I really appreciate this essay and the reflections it has prompted for me since I read it first thing this morning. I’m particularly asking myself – is the next phase given the questioning of hybrids … acceleration to a global flip to Gold OA journals or a regression to subscription-only with fewer hybrid?

Or something else entirely? From where I sit, neither of those options seems to be the advance that many of us would like. I’m not saying that I have the answer (wish I did!), but would hope that we can collectively think more expansively about models that better serve all participants.

Good point! There is a messiness here that makes it easier to see the challenges than clear paths forward. In part, I imagine, because of the various and disparate goals of players across the system!

Thanks for the comments Lisa, and in essence yes, I think withdrawing support for hybrid means publishers either have to revert back to subscriptions, or push on in the direction of gold OA. In some cases it might be that subscriptions are the only viable option – particularly for highly selective journals, as Alison notes. In practice, though, I think we will see a lot of the spend currently going on hybrid APCs get wrapped up into offsetting/read-and-publish deals, though some at least may be diverted into APCs for full OA journals. Offsetting deals could move things along a little further, but it’s by no means clear how they will work at scale, and particularly who foots the bill if large swathes of content start to become OA in a subscription journal. European libraries (and perhaps some US ones going forward) are pushing hard to contain costs whilst simultaneously making more content OA, but other parts of the world may then start to expect subscription reductions, or even consider cancellations, in light of the growing proportion of OA content.

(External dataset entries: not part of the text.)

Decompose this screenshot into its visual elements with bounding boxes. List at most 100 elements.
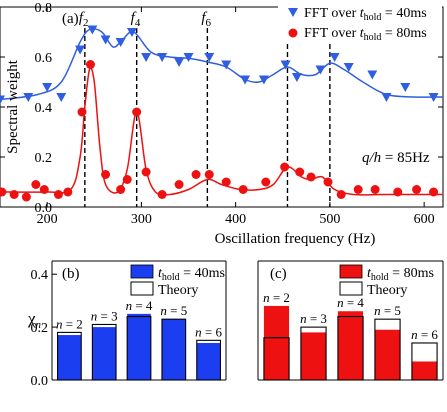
bar-category-label: n = 6 xyxy=(411,327,438,342)
panel-a-label: (a) xyxy=(62,11,79,27)
theory-bar xyxy=(374,318,401,381)
circle-point-80ms xyxy=(31,180,41,189)
bar-category-label: n = 3 xyxy=(300,311,327,326)
triangle-point-40ms xyxy=(126,28,137,37)
triangle-point-40ms xyxy=(56,93,67,102)
circle-point-80ms xyxy=(157,190,167,199)
triangle-point-40ms xyxy=(280,60,291,70)
triangle-point-40ms xyxy=(157,53,168,62)
theory-bar xyxy=(57,331,82,381)
bar xyxy=(374,329,401,380)
circle-point-80ms xyxy=(122,175,132,184)
circle-point-80ms xyxy=(336,190,346,199)
y-tick-label: 0.4 xyxy=(31,268,49,283)
circle-point-80ms xyxy=(141,167,151,177)
circle-point-80ms xyxy=(393,187,403,197)
bar xyxy=(300,332,327,380)
legend-entry-40ms: thold = 40ms xyxy=(158,266,225,283)
panel-c-legend: thold = 80ms Theory xyxy=(336,264,441,298)
circle-point-80ms xyxy=(116,185,126,194)
triangle-point-40ms xyxy=(367,70,378,80)
legend-entry-40ms: FFT over thold = 40ms xyxy=(304,6,427,23)
triangle-point-40ms xyxy=(329,53,340,62)
x-tick-label: 200 xyxy=(37,212,58,227)
triangle-point-40ms xyxy=(291,73,302,82)
frequency-marker-label: f6 xyxy=(201,10,211,29)
panel-b-bar-group: n = 2 n = 3 n = 4 n = 5 n = 6 xyxy=(56,298,223,381)
x-axis-label: Oscillation frequency (Hz) xyxy=(215,231,376,247)
legend-entry-80ms: FFT over thold = 80ms xyxy=(304,26,427,43)
bar xyxy=(337,311,364,380)
circle-point-80ms xyxy=(353,185,363,194)
y-axis-label: Spectral weight xyxy=(5,59,21,154)
theory-bar xyxy=(263,337,290,381)
q-over-h-annotation: q/h = 85Hz xyxy=(362,150,430,166)
frequency-marker-label: f2 xyxy=(79,10,89,29)
frequency-marker-lines xyxy=(84,28,331,207)
panel-a-spectrum: 200 300 400 500 600 0.0 0.2 0.4 0.6 0.8 (a) f2 f4 f… xyxy=(0,1,444,247)
triangle-point-40ms xyxy=(343,63,354,72)
bar xyxy=(161,319,186,380)
triangle-point-40ms xyxy=(141,53,152,62)
legend-entry-theory: Theory xyxy=(158,283,198,298)
triangle-point-40ms xyxy=(428,93,439,102)
circle-point-80ms xyxy=(295,167,305,177)
bar xyxy=(263,305,290,380)
chi-axis-label: χn xyxy=(27,309,42,331)
bar-category-label: n = 5 xyxy=(160,303,187,318)
x-tick-label: 400 xyxy=(225,212,246,227)
legend-entry-80ms: thold = 80ms xyxy=(367,266,434,283)
circle-point-80ms xyxy=(191,170,201,179)
fit-curves xyxy=(0,28,444,196)
circle-point-80ms xyxy=(280,162,290,172)
circle-point-80ms xyxy=(306,172,316,182)
theory-bar xyxy=(126,315,152,381)
triangle-point-40ms xyxy=(0,95,5,105)
triangle-point-40ms xyxy=(100,35,111,45)
bar-category-label: n = 4 xyxy=(126,298,153,313)
triangle-point-40ms xyxy=(204,53,215,62)
legend-filled-swatch xyxy=(339,264,363,279)
legend-outline-swatch xyxy=(130,281,154,296)
circle-point-80ms xyxy=(412,185,422,194)
panel-a-legend: FFT over thold = 40ms FFT over thold = 8… xyxy=(278,2,442,43)
triangle-point-40ms xyxy=(174,58,185,67)
theory-bar xyxy=(91,323,117,381)
circle-point-80ms xyxy=(238,185,248,194)
circle-point-80ms xyxy=(21,192,31,202)
panel-c-bars: n = 2 n = 3 n = 4 n = 5 n = 6 (c) thold = 80… xyxy=(257,260,444,381)
panel-b-ticks: 0.0 0.2 0.4 xyxy=(31,268,57,389)
triangle-point-40ms xyxy=(240,75,251,85)
x-tick-label: 500 xyxy=(319,212,340,227)
panel-b-legend: thold = 40ms Theory xyxy=(127,264,225,298)
theory-bar xyxy=(196,339,221,381)
bar-category-label: n = 5 xyxy=(374,303,401,318)
circle-point-80ms xyxy=(370,185,380,194)
fit-curve-80ms xyxy=(0,67,443,196)
x-tick-label: 300 xyxy=(131,212,152,227)
triangle-point-40ms xyxy=(115,38,126,47)
y-tick-label: 0.6 xyxy=(35,51,53,66)
panel-a-ticks: 200 300 400 500 600 0.0 0.2 0.4 0.6 0.8 xyxy=(0,1,443,227)
circle-point-80ms xyxy=(85,60,95,69)
y-tick-label: 0.0 xyxy=(31,374,49,389)
triangle-point-40ms xyxy=(42,83,53,92)
circle-point-80ms xyxy=(101,170,111,179)
circle-point-80ms xyxy=(39,185,49,194)
bar-category-label: n = 3 xyxy=(91,308,118,323)
triangle-point-40ms xyxy=(23,93,34,102)
circle-point-80ms xyxy=(204,170,214,179)
circle-point-80ms xyxy=(174,180,184,189)
circle-point-80ms xyxy=(323,177,333,187)
y-tick-label: 0.8 xyxy=(35,1,53,16)
circle-point-80ms xyxy=(0,187,7,197)
bar xyxy=(196,342,221,380)
circle-point-80ms xyxy=(429,187,439,197)
theory-bar xyxy=(300,326,327,381)
legend-filled-swatch xyxy=(130,264,154,279)
circle-point-80ms xyxy=(53,190,63,199)
bar-category-label: n = 2 xyxy=(263,290,290,305)
circle-point-80ms xyxy=(9,190,19,199)
panel-c-label: (c) xyxy=(270,266,287,282)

Thanks, Rob, for highlighting some of the challenges with hybrid. There are a couple of additional issues worth raising in this context that haven’t yet been mentioned explicitly. The first is that one of the reasons driving demand for greater transparency is the hybrid journal APCs are, for the most part, significantly higher than those of gold APC journals. Those footing the bill – not unreasonably – would like to understand that. The second is to note a critical cost that is all too rarely acknowledged or costed, and that is the cost of selectivity. Traditional, highly selective journals – including those published by PLOS – incur expense from the number of papers rejected, increasing per paper cost significantly. That’s really a key issue for the scientific community to grapple with – everyone wants the prestige that comes with selectivity, but no one wants to pay for it.

There is an economic side to the open access debate and it’s part of some general trends. Quite simply, people want stuff for free, or for almost nothing, and various forms of deregulation cater to this. In the travel field, for example, think of Uber drivers over taxi drivers, B&Bs over hotels, even free tour guides (via sites like showaround.com) over professionals. Because of the ease with which an ebook can be pirated, and because Amazon’s book preview feature has been hacked (when you read inside a print volume you’re reading a PDF), I have not authorized my publisher to issue ebooks or digital previews (PDFs) of my academic monographs.

The challenges confronting scholarly publishing are part of a wider problem. Open access is great, but somebody has to be paid for their work once in a while.

Agreed, but even if that element were removed from the equation the fares would probably compare favorably to taxi fares in most major cities. Uber drivers don’t pay high registration fees and other costs taxi drivers have to pay. Open access in publishing is trickier to start because freedom of expression (or publishing) is an easy “moral” card to play, not that I’d compare a PDF on a website to an 18th-century printing press!

My point was that even when something appears to be “free” or “cheap”, there is usually still someone paying the bills. With Uber, it’s the investors paying for more than half the costs of your ride. Not sure there’s an equivalent willing to cover publication costs for authors.